Bagi perempuan Dayak Ngaju di Kabupaten Kapuas, perempuan tidak lagi menanam benih lokal yang lebih bergizi karena masa tanam yang tidak lagi sesuai dengan musim. Akhirnya mereka harus membeli pangan dari luar desa. Di perkotaan, pengeluaran rumah tangga membengkak untuk membeli air bersih.
“Padahal, selain merupakan kelompok yang paling rentan, perempuan adalah kelompok yang paling tinggi daya tahannya menghadapi perubahan iklim,” kata Andriyeni, Koordinator Program Solidaritas Perempuan.
Bagi penyandang disabilitas, perubahan iklim membuat mereka semakin rentan karena berhadapan dengan hambatan struktural dan diskriminasi akibat akses terbatas pada sumberdaya dan informasi strategis.
“Ketika bencana iklim melanda, penyandang disabilitas sering kali menjadi korban berlapis-lapis, dengan tingkat kematian empat kali lebih tinggi akibat kurangnya akses dan dukungan yang inklusif,” kata Fatum Ade, Koordinator Advokasi Perhimpunan Jiwa Sehat (PJS).
Menurut Masagus Fathan dari Climate Rangers Jakarta, komitmen emisi nol juga harus menyentuh keadilan antar-generasi melalui kemitraan dan distribusi pendanaan berbasis komunitas.

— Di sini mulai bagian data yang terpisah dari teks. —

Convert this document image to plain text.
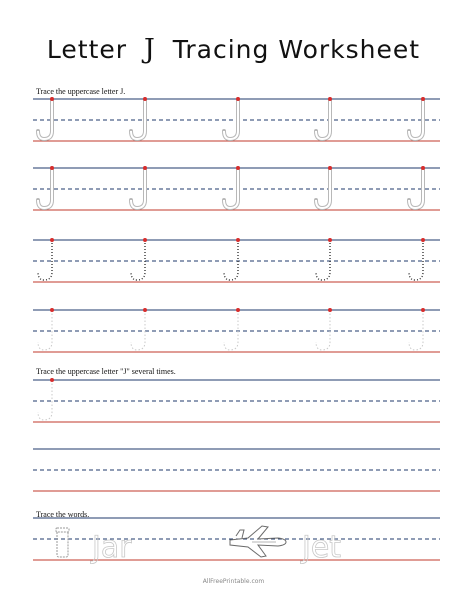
Letter J Tracing Worksheet
Trace the uppercase letter J.
Trace the uppercase letter "J" several times.
Trace the words.
Jar	Jet
AllFreePrintable.com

Dokumen IPCC Synthesis Report 2023 menunjukkan bahwa dalam berbagai skenario, penduduk kelahiran 1980-2020 dihadapkan dengan kenaikan suhu lebih tinggi 0,5-3°C dibandingkan penduduk kelahiran 1950-1980 semasa hidupnya.
Syaharani, Plt. Kepala Divisi Tata Kelola Lingkungan dan Keadilan Iklim Indonesian Center for Environmental Law (ICEL) menekankan, transisi ke energi terbarukan merupakan prakondisi pertama mewujudkan keadilan iklim. “Dokumen NDC kedua ini perlu menargetkan Indonesia mencapai 60% energi terbarukan pada tahun 2030 sejalan dengan 1.5°C,” katanya.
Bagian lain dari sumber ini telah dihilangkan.